Limitations & Future Work

  1. Functional Site Design Tools remain lightweight: Current tools are suitable for improving candidate quality within realistic computational budgets but do not guarantee ideal sequences, especially for strictly implementing high-specificity binding or catalytic geometries.
  2. Throughput-Quality Trade-off in Agentic Workflows: ProtoCycle invokes structural/functional tools multiple times during planning and evaluation, resulting in higher computational costs than one-shot generators.
  3. Evaluation is still primarily based on computational metrics: Language alignment, foldability, and keyword recovery are useful proxies but cannot replace wet-lab verification.
  4. Tool Feedback may introduce bias: If ProTrek, Chai-1, or retrieval tools have insufficient coverage for certain protein families, the planner will inherit these biases.

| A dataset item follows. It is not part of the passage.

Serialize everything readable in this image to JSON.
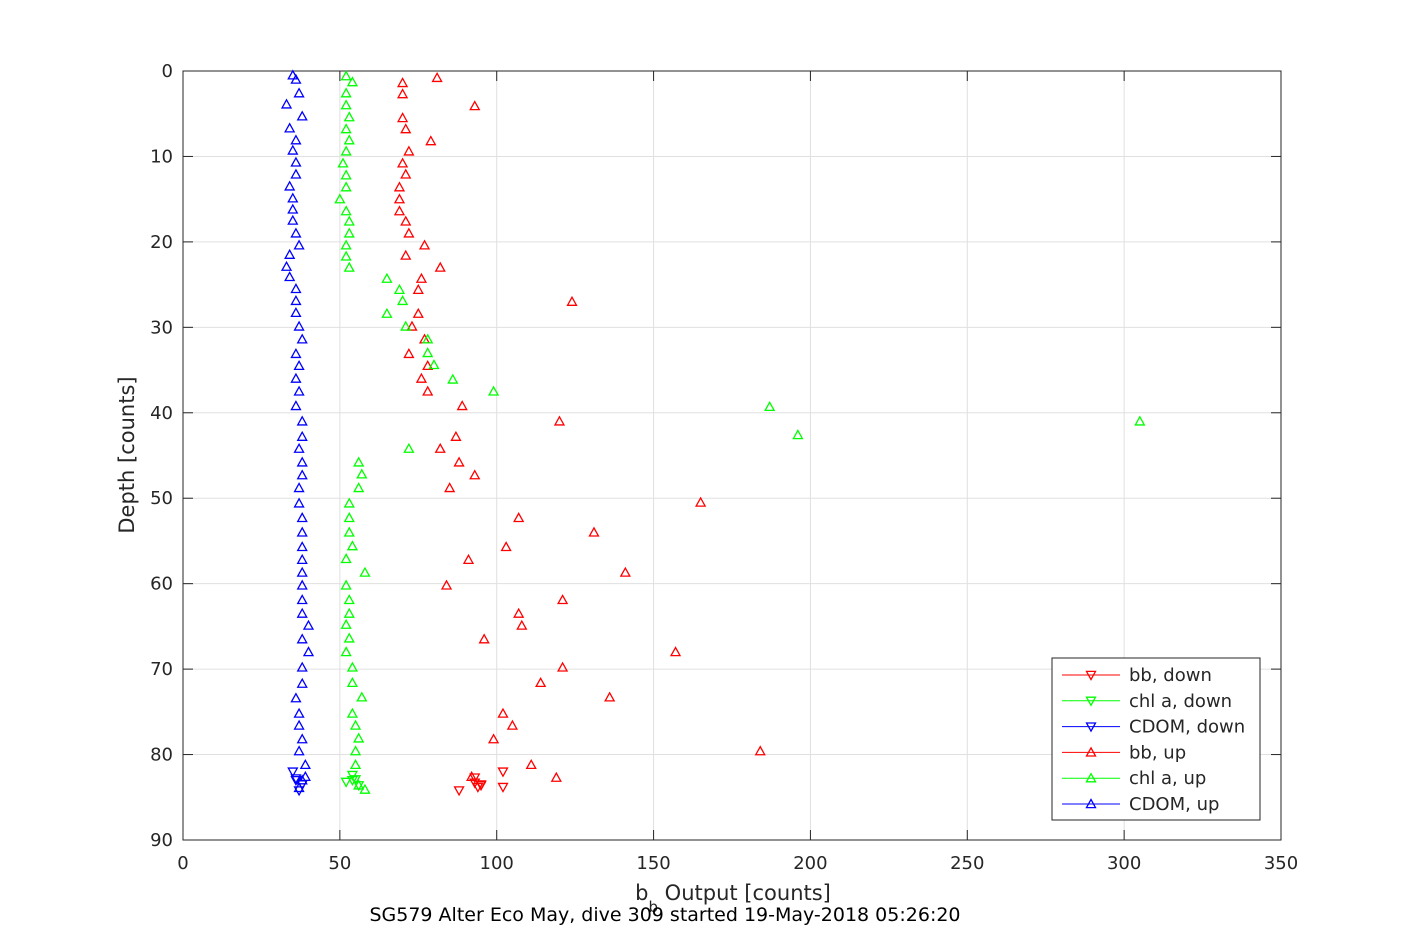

  5. Complex Functional Design remains unresolved: the paper aims to improve the text-guided design process rather than providing a de novo protein design solution that guarantees functionality directly.
  1. Protein LLMs (ProtGPT2, ESM, etc.): Methods that directly use LLMs for sequence generation; ProtoCycle switches to using LLMs as planners.

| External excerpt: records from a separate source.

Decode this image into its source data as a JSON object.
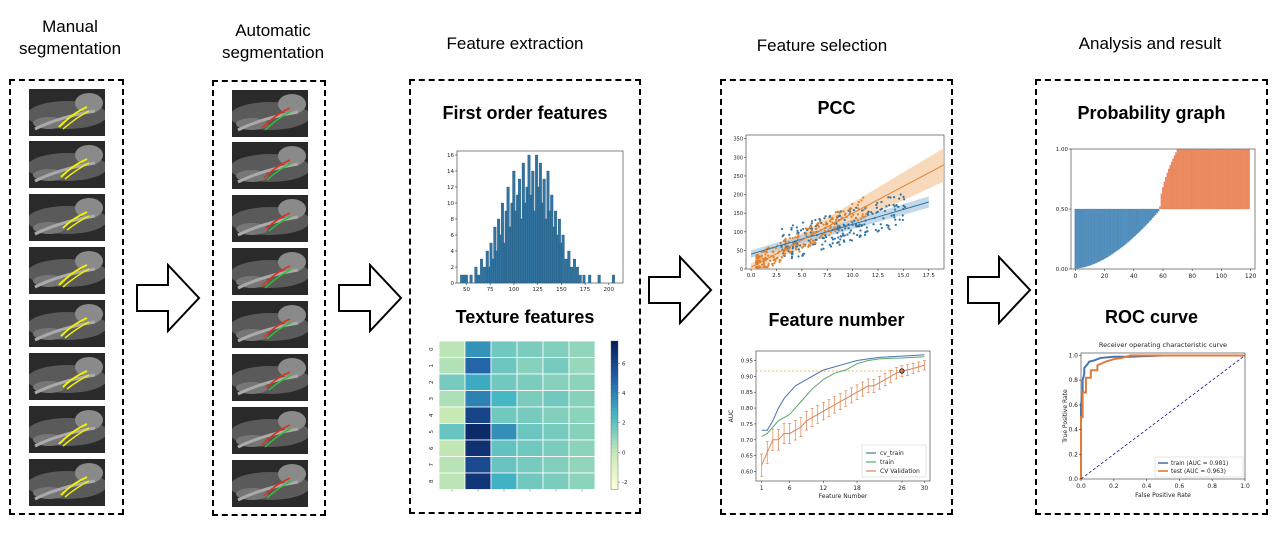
{
  "stages": [
    {
      "title": "Manual\nsegmentation"
    },
    {
      "title": "Automatic\nsegmentation"
    },
    {
      "title": "Feature extraction"
    },
    {
      "title": "Feature selection"
    },
    {
      "title": "Analysis and result"
    }
  ],
  "extraction": {
    "first_order_title": "First order features",
    "texture_title": "Texture features"
  },
  "selection": {
    "pcc_title": "PCC",
    "feature_number_title": "Feature number"
  },
  "analysis": {
    "probability_title": "Probability graph",
    "roc_title": "ROC curve"
  },
  "colors": {
    "manual_seg": "#f0f000",
    "auto_seg_red": "#e03020",
    "auto_seg_green": "#30c030",
    "blue": "#3274a1",
    "orange": "#e1812c"
  },
  "chart_data": [
    {
      "id": "histogram",
      "type": "bar",
      "title": "",
      "x_ticks": [
        "50",
        "75",
        "100",
        "125",
        "150",
        "175",
        "200"
      ],
      "y_ticks": [
        "0",
        "2",
        "4",
        "6",
        "8",
        "10",
        "12",
        "14",
        "16"
      ],
      "xlim": [
        40,
        215
      ],
      "ylim": [
        0,
        16.5
      ],
      "bins": [
        [
          45,
          1
        ],
        [
          48,
          1
        ],
        [
          50,
          1
        ],
        [
          55,
          1
        ],
        [
          60,
          2
        ],
        [
          63,
          1
        ],
        [
          66,
          3
        ],
        [
          69,
          2
        ],
        [
          72,
          4
        ],
        [
          74,
          2
        ],
        [
          76,
          5
        ],
        [
          78,
          3
        ],
        [
          80,
          7
        ],
        [
          82,
          4
        ],
        [
          84,
          8
        ],
        [
          86,
          6
        ],
        [
          88,
          10
        ],
        [
          90,
          5
        ],
        [
          92,
          9
        ],
        [
          94,
          12
        ],
        [
          96,
          7
        ],
        [
          98,
          10
        ],
        [
          100,
          14
        ],
        [
          102,
          9
        ],
        [
          104,
          11
        ],
        [
          106,
          13
        ],
        [
          108,
          8
        ],
        [
          110,
          15
        ],
        [
          112,
          10
        ],
        [
          114,
          12
        ],
        [
          116,
          16
        ],
        [
          118,
          11
        ],
        [
          120,
          14
        ],
        [
          122,
          9
        ],
        [
          124,
          16
        ],
        [
          126,
          12
        ],
        [
          128,
          15
        ],
        [
          130,
          10
        ],
        [
          132,
          13
        ],
        [
          134,
          8
        ],
        [
          136,
          14
        ],
        [
          138,
          9
        ],
        [
          140,
          11
        ],
        [
          142,
          7
        ],
        [
          144,
          9
        ],
        [
          146,
          6
        ],
        [
          148,
          8
        ],
        [
          150,
          5
        ],
        [
          152,
          6
        ],
        [
          155,
          3
        ],
        [
          158,
          4
        ],
        [
          161,
          2
        ],
        [
          164,
          3
        ],
        [
          167,
          2
        ],
        [
          170,
          1
        ],
        [
          174,
          1
        ],
        [
          180,
          1
        ],
        [
          190,
          1
        ],
        [
          205,
          1
        ]
      ]
    },
    {
      "id": "texture_heatmap",
      "type": "heatmap",
      "row_labels": [
        "0",
        "1",
        "2",
        "3",
        "4",
        "5",
        "6",
        "7",
        "8"
      ],
      "colorbar_ticks": [
        "6",
        "4",
        "2",
        "0",
        "-2"
      ],
      "value_range": [
        -2.5,
        7.5
      ],
      "values": [
        [
          0.2,
          3.5,
          1.6,
          1.4,
          1.3,
          1.0
        ],
        [
          0.4,
          4.8,
          1.7,
          1.2,
          1.5,
          0.9
        ],
        [
          1.5,
          2.8,
          1.6,
          1.4,
          1.2,
          1.1
        ],
        [
          0.5,
          4.0,
          2.4,
          1.4,
          1.6,
          1.2
        ],
        [
          0.0,
          6.0,
          1.6,
          1.5,
          1.3,
          1.1
        ],
        [
          1.8,
          7.0,
          3.6,
          1.7,
          1.5,
          1.2
        ],
        [
          0.1,
          6.7,
          1.9,
          1.6,
          1.4,
          1.1
        ],
        [
          0.3,
          5.8,
          1.8,
          1.5,
          1.3,
          1.0
        ],
        [
          0.2,
          6.5,
          2.6,
          1.6,
          1.4,
          1.1
        ]
      ]
    },
    {
      "id": "pcc_scatter",
      "type": "scatter",
      "x_ticks": [
        "0.0",
        "2.5",
        "5.0",
        "7.5",
        "10.0",
        "12.5",
        "15.0",
        "17.5"
      ],
      "y_ticks": [
        "0",
        "50",
        "100",
        "150",
        "200",
        "250",
        "300",
        "350"
      ],
      "xlim": [
        -0.5,
        19
      ],
      "ylim": [
        0,
        360
      ],
      "series": [
        {
          "name": "blue",
          "line": [
            [
              0,
              40
            ],
            [
              17.5,
              180
            ]
          ]
        },
        {
          "name": "orange",
          "line": [
            [
              0,
              5
            ],
            [
              19,
              280
            ]
          ]
        }
      ]
    },
    {
      "id": "feature_number",
      "type": "line",
      "xlabel": "Feature Number",
      "ylabel": "AUC",
      "x_ticks": [
        "1",
        "6",
        "12",
        "18",
        "26",
        "30"
      ],
      "y_ticks": [
        "0.60",
        "0.65",
        "0.70",
        "0.75",
        "0.80",
        "0.85",
        "0.90",
        "0.95"
      ],
      "xlim": [
        0,
        31
      ],
      "ylim": [
        0.57,
        0.98
      ],
      "legend": [
        "cv_train",
        "train",
        "CV Validation"
      ],
      "reference_line_y": 0.917,
      "best_point": [
        26,
        0.917
      ],
      "series": [
        {
          "name": "cv_train",
          "x": [
            1,
            2,
            3,
            4,
            5,
            6,
            7,
            8,
            10,
            12,
            14,
            16,
            18,
            20,
            22,
            24,
            26,
            28,
            30
          ],
          "y": [
            0.73,
            0.73,
            0.76,
            0.8,
            0.83,
            0.85,
            0.87,
            0.88,
            0.9,
            0.92,
            0.93,
            0.94,
            0.95,
            0.955,
            0.96,
            0.962,
            0.964,
            0.966,
            0.968
          ]
        },
        {
          "name": "train",
          "x": [
            1,
            2,
            3,
            4,
            5,
            6,
            7,
            8,
            10,
            12,
            14,
            16,
            18,
            20,
            22,
            24,
            26,
            28,
            30
          ],
          "y": [
            0.71,
            0.72,
            0.74,
            0.76,
            0.77,
            0.78,
            0.8,
            0.82,
            0.86,
            0.89,
            0.91,
            0.92,
            0.94,
            0.95,
            0.955,
            0.957,
            0.958,
            0.96,
            0.962
          ]
        },
        {
          "name": "CV Validation",
          "x": [
            1,
            2,
            3,
            4,
            5,
            6,
            7,
            8,
            9,
            10,
            11,
            12,
            13,
            14,
            15,
            16,
            17,
            18,
            19,
            20,
            21,
            22,
            23,
            24,
            25,
            26,
            27,
            28,
            29,
            30
          ],
          "y": [
            0.62,
            0.66,
            0.7,
            0.7,
            0.72,
            0.72,
            0.73,
            0.74,
            0.76,
            0.77,
            0.78,
            0.79,
            0.8,
            0.81,
            0.82,
            0.83,
            0.84,
            0.85,
            0.86,
            0.87,
            0.87,
            0.88,
            0.89,
            0.9,
            0.91,
            0.917,
            0.92,
            0.925,
            0.93,
            0.935
          ]
        }
      ]
    },
    {
      "id": "probability_graph",
      "type": "bar",
      "x_ticks": [
        "0",
        "20",
        "40",
        "60",
        "80",
        "100",
        "120"
      ],
      "y_ticks": [
        "0.00",
        "0.50",
        "1.00"
      ],
      "xlim": [
        -3,
        123
      ],
      "ylim": [
        0,
        1.0
      ],
      "baseline": 0.5,
      "n_bars": 120,
      "blue_count": 58
    },
    {
      "id": "roc_curve",
      "type": "line",
      "title": "Receiver operating characteristic curve",
      "xlabel": "False Positive Rate",
      "ylabel": "True Positive Rate",
      "x_ticks": [
        "0.0",
        "0.2",
        "0.4",
        "0.6",
        "0.8",
        "1.0"
      ],
      "y_ticks": [
        "0.0",
        "0.2",
        "0.4",
        "0.6",
        "0.8",
        "1.0"
      ],
      "xlim": [
        0,
        1
      ],
      "ylim": [
        0,
        1.02
      ],
      "series": [
        {
          "name": "train (AUC = 0.981)",
          "x": [
            0,
            0,
            0.01,
            0.01,
            0.02,
            0.02,
            0.04,
            0.05,
            0.08,
            0.1,
            0.12,
            0.2,
            0.3,
            0.5,
            0.7,
            1.0
          ],
          "y": [
            0,
            0.6,
            0.7,
            0.8,
            0.85,
            0.9,
            0.93,
            0.95,
            0.96,
            0.97,
            0.98,
            0.99,
            0.99,
            1.0,
            1.0,
            1.0
          ]
        },
        {
          "name": "test (AUC = 0.963)",
          "x": [
            0,
            0,
            0.01,
            0.01,
            0.03,
            0.03,
            0.06,
            0.06,
            0.1,
            0.1,
            0.15,
            0.2,
            0.25,
            0.3,
            0.5,
            1.0
          ],
          "y": [
            0,
            0.5,
            0.5,
            0.7,
            0.7,
            0.82,
            0.82,
            0.88,
            0.88,
            0.92,
            0.95,
            0.97,
            0.98,
            1.0,
            1.0,
            1.0
          ]
        },
        {
          "name": "chance",
          "x": [
            0,
            1
          ],
          "y": [
            0,
            1
          ]
        }
      ]
    }
  ]
}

  2. AlphaFold: A protein structure prediction tool that can serve as an evaluation component within the ProtoCycle tool environment.
  3. ReAct/OctoTools and other Agent Frameworks: Agent framework concepts from NLP; ProtoCycle migrates these to protein design.
  4. RLHF/Online RL: Training methods borrow the RLHF paradigm from NLP, using tool feedback in place of human feedback.

Rating

  • Novelty: ⭐⭐⭐⭐ — Introducing the agent paradigm to protein design is an interesting cross-domain effort; reflective iterative design aligns with domain intuition.
  • Experimental Thoroughness: ⭐⭐⭐⭐ — Covers Mol-Instructions, CAMEO generalization, tool efficiency, and reflection ablation, though wet-lab verification is absent.
  • Writing Quality: ⭐⭐⭐⭐ — Problem definition (plan-execute gap) is clear, and the framework design is intuitive.
  • Value: ⭐⭐⭐⭐ — Demonstrates the application potential of LLM agent frameworks in scientific discovery and provides a new paradigm for protein design.